By Sir Christopher Meyer, Former British Ambassador to the United States and Germany, former Chairman of the Press Complaints Commission

"Back in the bad old days of the Cold War, the US and the Soviet Union deterred each other from nuclear attack by something called the doctrine of mutually assured destruction. The idea was that neither side could eliminate the other's nuclear arsenal in a pre-emptive first strike and would be destroyed by the retaliation that followed.

Decades later, people forget how international relations were utterly dominated by the competition between America and the Soviet Union. This was the glue that bound the transatlantic community, expressed above all through the military alliance, NATO, of which the US, Canada, Britain, France and a range of continental western European powers were member. Though Britain and France were nuclear weapon powers, our 'deterrents' were tiny compared with the American nuclear arsenal, under whose umbrella everyone in NATO took shelter.

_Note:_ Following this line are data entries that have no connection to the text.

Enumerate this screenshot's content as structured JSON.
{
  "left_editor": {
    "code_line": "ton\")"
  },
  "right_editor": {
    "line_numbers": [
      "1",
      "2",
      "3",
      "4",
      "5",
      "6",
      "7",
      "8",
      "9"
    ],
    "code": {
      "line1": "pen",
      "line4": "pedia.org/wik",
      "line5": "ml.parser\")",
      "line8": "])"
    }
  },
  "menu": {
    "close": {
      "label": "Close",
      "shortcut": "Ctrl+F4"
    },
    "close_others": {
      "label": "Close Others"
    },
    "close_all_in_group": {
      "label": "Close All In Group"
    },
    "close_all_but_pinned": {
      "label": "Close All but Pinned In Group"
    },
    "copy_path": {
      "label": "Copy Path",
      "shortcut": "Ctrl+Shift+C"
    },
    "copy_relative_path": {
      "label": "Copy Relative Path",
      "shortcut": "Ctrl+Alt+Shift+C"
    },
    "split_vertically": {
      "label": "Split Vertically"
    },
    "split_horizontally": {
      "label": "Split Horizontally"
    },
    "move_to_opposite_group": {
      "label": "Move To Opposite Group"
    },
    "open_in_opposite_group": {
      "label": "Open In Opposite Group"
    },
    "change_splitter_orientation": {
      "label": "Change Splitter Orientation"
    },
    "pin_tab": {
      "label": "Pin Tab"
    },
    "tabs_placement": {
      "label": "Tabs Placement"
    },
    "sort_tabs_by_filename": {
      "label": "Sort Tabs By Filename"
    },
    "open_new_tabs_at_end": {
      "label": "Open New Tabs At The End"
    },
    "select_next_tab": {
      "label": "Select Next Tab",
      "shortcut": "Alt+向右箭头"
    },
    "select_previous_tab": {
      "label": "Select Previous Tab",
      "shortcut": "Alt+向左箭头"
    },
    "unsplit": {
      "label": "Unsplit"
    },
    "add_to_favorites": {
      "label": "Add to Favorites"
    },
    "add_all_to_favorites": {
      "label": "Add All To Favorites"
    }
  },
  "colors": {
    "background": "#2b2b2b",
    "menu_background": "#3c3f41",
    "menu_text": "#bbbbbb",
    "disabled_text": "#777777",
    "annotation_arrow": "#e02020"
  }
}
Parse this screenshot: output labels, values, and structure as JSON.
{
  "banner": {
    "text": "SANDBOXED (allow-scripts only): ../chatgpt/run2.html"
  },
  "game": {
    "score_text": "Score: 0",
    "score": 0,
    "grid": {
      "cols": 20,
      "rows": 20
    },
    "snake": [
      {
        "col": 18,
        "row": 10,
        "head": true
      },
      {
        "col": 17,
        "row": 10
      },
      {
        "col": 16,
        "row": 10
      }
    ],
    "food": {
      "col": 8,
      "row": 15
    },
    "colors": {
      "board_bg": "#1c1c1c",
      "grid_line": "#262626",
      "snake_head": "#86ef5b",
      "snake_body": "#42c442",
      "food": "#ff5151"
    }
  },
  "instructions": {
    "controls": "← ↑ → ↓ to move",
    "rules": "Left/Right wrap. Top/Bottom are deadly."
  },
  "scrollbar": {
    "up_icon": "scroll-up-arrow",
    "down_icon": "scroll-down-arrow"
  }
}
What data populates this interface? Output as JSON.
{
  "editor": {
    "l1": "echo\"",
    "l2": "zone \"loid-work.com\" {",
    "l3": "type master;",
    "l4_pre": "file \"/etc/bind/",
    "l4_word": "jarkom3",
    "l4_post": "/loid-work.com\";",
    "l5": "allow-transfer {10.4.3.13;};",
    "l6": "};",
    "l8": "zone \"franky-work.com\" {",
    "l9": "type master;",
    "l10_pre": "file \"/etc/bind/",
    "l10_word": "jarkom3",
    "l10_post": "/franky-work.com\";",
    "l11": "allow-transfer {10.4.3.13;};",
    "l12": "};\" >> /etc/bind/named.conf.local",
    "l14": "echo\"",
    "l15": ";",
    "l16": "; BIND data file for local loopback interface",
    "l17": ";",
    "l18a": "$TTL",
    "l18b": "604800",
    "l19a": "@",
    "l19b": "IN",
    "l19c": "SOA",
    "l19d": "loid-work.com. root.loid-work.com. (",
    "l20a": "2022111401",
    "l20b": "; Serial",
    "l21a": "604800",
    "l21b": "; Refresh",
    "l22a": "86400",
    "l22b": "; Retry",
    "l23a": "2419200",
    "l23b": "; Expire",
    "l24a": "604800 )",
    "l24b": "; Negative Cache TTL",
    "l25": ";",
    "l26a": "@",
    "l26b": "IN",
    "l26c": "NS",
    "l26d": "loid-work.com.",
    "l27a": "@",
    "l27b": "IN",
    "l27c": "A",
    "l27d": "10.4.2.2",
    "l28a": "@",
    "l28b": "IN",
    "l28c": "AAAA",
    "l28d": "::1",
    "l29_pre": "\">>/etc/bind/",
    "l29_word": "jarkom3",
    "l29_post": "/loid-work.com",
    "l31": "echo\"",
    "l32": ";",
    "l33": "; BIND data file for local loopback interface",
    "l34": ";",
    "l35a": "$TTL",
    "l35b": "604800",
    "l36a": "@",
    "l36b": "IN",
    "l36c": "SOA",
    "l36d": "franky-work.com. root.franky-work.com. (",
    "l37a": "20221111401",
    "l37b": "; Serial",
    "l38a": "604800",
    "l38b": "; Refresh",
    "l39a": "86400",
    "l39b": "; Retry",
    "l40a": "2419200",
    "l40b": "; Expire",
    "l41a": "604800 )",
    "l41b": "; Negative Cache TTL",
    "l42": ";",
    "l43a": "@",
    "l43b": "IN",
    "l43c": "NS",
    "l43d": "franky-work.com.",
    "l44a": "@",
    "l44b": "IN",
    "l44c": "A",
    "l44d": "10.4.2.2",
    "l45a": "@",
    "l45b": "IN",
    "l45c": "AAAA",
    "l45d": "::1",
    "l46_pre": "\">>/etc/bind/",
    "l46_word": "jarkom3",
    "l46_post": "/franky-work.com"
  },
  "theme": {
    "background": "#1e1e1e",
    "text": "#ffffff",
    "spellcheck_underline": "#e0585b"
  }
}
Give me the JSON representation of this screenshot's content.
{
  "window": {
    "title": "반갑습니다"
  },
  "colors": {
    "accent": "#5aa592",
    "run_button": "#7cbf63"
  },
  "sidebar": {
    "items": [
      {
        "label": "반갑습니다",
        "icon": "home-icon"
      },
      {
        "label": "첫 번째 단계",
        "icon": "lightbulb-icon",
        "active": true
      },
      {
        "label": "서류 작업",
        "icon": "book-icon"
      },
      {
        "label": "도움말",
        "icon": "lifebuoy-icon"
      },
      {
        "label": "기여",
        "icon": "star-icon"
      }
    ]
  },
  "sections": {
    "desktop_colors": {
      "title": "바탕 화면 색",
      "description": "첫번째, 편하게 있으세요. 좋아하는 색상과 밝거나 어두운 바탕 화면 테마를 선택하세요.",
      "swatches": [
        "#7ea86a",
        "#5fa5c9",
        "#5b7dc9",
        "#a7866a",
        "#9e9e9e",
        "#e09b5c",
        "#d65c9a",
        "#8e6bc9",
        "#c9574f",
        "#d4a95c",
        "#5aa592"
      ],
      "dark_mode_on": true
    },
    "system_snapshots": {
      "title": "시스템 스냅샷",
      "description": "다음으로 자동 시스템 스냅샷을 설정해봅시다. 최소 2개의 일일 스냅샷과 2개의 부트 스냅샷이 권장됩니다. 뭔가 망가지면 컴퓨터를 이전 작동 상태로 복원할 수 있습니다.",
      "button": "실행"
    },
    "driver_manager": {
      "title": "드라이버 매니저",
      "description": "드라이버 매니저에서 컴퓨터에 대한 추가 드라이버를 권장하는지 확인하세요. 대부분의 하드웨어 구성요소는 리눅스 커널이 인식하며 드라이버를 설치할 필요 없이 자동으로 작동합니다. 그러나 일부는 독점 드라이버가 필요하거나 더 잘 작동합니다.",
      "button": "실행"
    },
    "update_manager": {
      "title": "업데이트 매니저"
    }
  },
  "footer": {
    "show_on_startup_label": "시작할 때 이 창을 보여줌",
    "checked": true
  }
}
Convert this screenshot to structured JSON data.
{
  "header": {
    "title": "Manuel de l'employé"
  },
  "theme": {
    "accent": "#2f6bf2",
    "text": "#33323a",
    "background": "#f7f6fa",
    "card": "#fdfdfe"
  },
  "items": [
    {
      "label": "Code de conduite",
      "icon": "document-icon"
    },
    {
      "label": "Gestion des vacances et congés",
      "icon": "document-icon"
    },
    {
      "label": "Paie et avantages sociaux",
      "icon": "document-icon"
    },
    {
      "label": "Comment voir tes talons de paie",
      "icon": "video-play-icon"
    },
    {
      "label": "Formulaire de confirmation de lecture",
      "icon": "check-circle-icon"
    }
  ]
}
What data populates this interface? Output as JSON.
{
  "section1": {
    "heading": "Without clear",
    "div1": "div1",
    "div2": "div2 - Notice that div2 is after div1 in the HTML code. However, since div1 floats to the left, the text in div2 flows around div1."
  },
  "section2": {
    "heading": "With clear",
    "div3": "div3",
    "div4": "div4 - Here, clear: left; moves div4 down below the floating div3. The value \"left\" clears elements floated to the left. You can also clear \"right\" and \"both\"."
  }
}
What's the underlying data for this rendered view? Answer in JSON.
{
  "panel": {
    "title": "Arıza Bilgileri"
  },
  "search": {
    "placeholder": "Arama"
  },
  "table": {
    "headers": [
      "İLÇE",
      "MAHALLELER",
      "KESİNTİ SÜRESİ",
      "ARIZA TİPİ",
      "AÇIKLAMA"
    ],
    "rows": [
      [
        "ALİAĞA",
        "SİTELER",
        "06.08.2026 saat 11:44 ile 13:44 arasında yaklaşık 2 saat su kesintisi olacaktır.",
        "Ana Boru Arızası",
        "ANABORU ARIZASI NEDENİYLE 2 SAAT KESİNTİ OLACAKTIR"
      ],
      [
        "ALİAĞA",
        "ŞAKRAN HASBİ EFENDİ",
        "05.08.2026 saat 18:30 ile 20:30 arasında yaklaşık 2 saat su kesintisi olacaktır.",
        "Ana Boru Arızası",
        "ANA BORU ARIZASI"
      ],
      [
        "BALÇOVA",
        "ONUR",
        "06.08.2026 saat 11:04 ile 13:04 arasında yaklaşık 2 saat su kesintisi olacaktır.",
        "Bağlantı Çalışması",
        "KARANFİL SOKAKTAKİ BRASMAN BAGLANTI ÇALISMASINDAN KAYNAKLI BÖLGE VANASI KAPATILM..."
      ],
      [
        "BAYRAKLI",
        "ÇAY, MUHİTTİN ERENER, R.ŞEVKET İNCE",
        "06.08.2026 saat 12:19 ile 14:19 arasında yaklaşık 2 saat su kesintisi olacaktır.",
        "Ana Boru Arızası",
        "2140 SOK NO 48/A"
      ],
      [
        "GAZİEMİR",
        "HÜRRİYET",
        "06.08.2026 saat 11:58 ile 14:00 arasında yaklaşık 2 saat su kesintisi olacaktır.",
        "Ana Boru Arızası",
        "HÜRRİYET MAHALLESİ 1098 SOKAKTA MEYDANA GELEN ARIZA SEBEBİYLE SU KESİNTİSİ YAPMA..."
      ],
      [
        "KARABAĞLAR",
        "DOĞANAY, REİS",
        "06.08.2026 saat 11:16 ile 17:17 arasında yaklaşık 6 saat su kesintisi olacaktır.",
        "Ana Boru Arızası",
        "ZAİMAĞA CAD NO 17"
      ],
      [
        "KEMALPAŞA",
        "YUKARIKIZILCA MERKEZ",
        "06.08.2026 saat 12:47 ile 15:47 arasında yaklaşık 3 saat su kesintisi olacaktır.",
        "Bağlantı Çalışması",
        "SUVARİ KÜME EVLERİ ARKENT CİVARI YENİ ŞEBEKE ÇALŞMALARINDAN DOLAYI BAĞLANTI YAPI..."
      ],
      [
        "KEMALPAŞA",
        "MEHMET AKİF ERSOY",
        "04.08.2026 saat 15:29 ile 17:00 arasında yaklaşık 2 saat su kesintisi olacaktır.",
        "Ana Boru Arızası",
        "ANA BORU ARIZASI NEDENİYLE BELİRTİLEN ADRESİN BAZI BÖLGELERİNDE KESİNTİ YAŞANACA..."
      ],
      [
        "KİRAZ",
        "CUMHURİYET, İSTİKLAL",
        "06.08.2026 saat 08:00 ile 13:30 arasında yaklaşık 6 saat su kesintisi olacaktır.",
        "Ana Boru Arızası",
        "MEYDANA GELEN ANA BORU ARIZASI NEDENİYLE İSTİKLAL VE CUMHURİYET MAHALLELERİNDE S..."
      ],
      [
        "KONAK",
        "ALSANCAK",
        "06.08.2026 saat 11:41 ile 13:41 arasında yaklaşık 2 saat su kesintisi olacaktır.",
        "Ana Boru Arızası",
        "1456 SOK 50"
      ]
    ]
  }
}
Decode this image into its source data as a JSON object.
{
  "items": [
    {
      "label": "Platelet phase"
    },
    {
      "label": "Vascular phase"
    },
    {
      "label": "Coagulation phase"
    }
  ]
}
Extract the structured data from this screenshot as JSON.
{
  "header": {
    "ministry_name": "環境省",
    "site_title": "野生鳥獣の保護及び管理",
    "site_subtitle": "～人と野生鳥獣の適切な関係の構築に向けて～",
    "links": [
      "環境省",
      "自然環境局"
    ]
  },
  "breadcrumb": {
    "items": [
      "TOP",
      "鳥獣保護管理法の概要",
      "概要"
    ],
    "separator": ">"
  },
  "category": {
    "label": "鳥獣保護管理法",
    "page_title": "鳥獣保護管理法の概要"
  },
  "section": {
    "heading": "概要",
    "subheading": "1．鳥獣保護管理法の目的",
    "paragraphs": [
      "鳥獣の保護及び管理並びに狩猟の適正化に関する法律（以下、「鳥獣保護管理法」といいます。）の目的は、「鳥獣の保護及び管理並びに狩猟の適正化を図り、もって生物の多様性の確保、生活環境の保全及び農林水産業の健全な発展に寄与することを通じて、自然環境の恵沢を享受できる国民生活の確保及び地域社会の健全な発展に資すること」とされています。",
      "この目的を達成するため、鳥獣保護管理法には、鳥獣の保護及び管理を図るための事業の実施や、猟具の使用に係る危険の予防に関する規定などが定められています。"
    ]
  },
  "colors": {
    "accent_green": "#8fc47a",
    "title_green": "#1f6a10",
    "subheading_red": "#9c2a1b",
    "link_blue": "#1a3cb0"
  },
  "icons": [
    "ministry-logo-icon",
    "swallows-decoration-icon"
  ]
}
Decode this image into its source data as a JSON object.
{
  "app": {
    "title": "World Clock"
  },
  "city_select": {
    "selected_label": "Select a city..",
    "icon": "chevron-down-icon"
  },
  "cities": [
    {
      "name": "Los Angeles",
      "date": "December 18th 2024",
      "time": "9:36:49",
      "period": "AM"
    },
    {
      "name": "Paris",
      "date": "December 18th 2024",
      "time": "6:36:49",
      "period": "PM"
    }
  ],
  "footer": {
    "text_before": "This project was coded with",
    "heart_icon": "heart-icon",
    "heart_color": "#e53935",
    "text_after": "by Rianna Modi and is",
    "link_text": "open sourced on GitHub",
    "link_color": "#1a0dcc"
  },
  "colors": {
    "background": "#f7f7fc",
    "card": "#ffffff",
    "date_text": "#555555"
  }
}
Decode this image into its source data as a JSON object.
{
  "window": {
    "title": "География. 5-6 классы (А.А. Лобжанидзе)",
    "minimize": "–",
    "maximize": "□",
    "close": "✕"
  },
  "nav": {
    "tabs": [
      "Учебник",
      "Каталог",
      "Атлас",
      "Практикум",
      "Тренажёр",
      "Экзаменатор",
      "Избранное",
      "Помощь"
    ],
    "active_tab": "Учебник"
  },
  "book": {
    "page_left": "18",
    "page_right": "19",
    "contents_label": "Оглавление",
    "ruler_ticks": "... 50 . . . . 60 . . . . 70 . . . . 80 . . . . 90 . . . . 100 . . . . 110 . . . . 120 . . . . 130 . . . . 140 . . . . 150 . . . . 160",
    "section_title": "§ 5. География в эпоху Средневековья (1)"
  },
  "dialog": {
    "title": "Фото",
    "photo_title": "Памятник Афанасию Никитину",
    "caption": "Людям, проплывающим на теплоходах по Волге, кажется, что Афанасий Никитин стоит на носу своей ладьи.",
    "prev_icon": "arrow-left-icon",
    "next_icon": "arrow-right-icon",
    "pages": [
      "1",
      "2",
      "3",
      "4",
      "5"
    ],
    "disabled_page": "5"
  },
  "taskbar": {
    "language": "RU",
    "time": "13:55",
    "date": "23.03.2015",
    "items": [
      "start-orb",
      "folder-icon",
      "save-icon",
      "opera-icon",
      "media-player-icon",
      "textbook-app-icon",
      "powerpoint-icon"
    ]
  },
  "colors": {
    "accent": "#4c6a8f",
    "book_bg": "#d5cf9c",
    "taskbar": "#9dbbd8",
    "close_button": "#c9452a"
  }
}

The Cold War produced one of the glory periods of the UK/US 'special relationship' under Ronald Reagan and Margaret Thatcher. Yet, there were constant tensions between the two sides of the Atlantic. From the start, France played the awkward squad inside NATO, as we have done inside the EU. Some of us in the Foreign Office tastelessly characterised the US/European relationship as mutually assured schizophrenia. The condition manifested itself in the following way. The Americans constantly cajoled the Europeans in NATO to take on more of the burden of their own defence. One of the ways in which the US hoped to achieve this was with efficiencies of scale through European integration. Thus, Henry Kissinger's notorious and probably apocryphal yearning, when he was US Secretary of State some 40 years ago, for one telephone number to call Europe in an emergency."